背後で八神改が声を上げた。やはり説明が必要なようだ。
「……この身体自体の強度はあなた方とそう変わらない。
俺の本来の力の大部分はこの腰のベルトに封じられている。
現状では身体の一部分に意識を集中し、なんとかその部分だけ強度を高められる程度の事しかできない」
「あー……分かった。いや、正直言うとよく分からないけど、それは後にしようか。ここは私の出番のようだ」
八神改が前に出る。そして、その手に持った銃を毛無し男に向けた。
「念のため言っとくけどこの銃は本物だイルヴィーさん。さっき駐車場で盲羅の1人からいただいてね」
「……射撃が上手いタイプには見えないわよ?」
「それはアンタも一緒だろ?今のアンタの殺意ある発砲、この青年の足を狙ったわけでも無さそうだ」
銃を向け、にらみ合う2人。
――ありがたい。この一瞬の間ができればそれで充分だった。
俺は被弾していない右の脚部に意識を集中する。
そして――力を込めて床を蹴り、毛無し男に飛びかかった。
慌てた毛無し男が俺に銃を向けようとするが、もう遅い。
「――ライダ――パンチ!!!」
「ま、っぱっ!?」
俺の右拳が毛無し男の顔面に命中した。そのまま毛無し男は背後に吹き飛び、壁に激突する。

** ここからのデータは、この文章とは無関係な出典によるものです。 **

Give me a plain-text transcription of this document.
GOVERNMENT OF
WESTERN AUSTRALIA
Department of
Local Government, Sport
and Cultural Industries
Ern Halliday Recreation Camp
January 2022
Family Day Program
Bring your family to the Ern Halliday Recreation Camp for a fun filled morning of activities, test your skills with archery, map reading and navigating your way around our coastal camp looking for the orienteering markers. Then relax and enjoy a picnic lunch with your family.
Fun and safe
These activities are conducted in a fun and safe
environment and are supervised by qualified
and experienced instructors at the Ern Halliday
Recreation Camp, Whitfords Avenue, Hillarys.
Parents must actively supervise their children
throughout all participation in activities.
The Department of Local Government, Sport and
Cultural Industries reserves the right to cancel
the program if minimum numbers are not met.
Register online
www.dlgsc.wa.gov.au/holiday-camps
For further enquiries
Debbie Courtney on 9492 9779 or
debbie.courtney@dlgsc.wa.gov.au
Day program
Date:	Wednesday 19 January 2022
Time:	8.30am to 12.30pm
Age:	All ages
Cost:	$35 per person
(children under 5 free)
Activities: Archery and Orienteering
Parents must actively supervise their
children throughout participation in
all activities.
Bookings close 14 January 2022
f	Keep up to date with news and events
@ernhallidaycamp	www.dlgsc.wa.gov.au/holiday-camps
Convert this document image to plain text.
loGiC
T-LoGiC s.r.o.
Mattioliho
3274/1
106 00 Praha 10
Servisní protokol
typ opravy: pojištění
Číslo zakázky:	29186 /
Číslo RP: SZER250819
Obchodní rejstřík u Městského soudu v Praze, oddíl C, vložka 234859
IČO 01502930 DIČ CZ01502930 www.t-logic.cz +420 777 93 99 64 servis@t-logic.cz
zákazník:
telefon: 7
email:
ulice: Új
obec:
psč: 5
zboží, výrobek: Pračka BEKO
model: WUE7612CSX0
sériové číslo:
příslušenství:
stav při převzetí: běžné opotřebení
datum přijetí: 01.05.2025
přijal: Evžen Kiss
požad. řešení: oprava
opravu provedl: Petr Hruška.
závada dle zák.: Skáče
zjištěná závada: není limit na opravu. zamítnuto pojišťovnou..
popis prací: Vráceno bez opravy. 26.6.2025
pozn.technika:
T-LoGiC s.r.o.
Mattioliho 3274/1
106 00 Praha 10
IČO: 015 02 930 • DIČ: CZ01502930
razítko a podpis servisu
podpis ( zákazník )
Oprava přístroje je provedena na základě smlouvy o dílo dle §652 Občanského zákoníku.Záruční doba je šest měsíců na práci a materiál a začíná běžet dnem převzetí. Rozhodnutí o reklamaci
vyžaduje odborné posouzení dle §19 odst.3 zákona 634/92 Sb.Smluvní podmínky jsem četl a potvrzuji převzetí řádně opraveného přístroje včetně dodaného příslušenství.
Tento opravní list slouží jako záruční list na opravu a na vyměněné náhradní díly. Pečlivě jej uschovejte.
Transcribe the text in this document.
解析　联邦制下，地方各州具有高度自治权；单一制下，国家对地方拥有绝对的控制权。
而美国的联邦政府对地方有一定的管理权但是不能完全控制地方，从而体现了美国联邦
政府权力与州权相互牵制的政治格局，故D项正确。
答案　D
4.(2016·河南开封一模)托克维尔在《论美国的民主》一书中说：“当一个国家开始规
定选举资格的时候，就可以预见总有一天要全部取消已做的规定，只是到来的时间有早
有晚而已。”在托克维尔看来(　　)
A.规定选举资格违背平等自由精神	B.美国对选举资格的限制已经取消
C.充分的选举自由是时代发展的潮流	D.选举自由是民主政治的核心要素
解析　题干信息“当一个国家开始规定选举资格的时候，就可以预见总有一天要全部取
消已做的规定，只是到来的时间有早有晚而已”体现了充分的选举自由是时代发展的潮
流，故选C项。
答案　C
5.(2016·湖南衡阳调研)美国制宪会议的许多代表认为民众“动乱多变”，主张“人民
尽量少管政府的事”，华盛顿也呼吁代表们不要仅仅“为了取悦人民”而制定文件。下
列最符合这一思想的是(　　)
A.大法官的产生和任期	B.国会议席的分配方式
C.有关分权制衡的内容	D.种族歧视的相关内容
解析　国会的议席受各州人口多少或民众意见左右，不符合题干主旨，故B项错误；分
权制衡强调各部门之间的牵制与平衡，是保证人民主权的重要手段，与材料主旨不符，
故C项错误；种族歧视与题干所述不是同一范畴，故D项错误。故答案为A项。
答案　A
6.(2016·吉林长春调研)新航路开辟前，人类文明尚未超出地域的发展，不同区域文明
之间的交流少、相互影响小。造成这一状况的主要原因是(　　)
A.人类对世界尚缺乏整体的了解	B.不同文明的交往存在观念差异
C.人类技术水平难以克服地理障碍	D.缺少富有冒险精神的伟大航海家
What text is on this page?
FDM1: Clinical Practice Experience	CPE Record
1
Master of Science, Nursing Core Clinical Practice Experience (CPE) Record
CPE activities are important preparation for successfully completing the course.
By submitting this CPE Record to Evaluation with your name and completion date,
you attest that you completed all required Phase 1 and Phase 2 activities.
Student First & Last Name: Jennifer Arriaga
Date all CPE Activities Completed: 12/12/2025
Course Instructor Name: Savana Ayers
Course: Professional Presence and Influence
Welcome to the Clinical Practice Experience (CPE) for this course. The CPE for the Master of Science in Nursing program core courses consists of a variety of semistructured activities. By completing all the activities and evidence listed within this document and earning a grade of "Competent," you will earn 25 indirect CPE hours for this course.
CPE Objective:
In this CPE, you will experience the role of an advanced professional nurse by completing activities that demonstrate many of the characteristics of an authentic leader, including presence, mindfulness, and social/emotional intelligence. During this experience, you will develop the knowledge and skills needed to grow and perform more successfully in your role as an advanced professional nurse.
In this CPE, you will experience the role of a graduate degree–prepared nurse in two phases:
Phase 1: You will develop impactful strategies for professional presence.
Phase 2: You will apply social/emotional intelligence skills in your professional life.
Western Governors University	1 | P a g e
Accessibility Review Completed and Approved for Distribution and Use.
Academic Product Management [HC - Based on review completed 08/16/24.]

壁で跳ね返り床に転がった後……ピクピクと痙攣したが……死んではいないようだった。
脚部に意識を集中していた分、拳にそれほど力が入らなかったからだろう。
俺は近づき、その頭部を蹴り砕こうと足を上げる。
が――突然八神改が俺の身体を掴んで止めた。
「待った。……気持ちは分かるけど、私の見ている前で殺人はさせられないな」
「気持ち?これは正義であって感情による行動ではない」
「ん?あー……なるほど……そういう人か君は。とにかくやめてくれ。子供達だって見てるんだ」
「正義の行いを子供が見て学習するのは有意義な事のはずだが」
「君の考えてる正義がいつだって絶対に正しい正義とは限らないだろ。正義ってのは扱いが難しいんだ」
その言葉を聞き、俺は八神改を振り返った。
「……俺の力を封じた父達も同じ事を言った」
「?へー……なんかよく分からない事情が色々ありそうだけど、まぁ分かる気もする。
“正義正義!”って眉つり上げて頑張ってると、時々誰かとぶつかって、しなくていいケンカもするものさ」
絶対無二のものだから尊重し、実行しなければならないものではないのか。
しかし……ここでまた同じ事を言われたのならば無視はできない。
「では……その子供というのに聞いてみよう。担当者の君、答えてくれないか。俺がここでこの男を殺すのは……見たくない光景なのか?」
【……見たく、ない……】
先ほどと変わらずか細く……しかし明確な拒絶な声が脳内に届いた。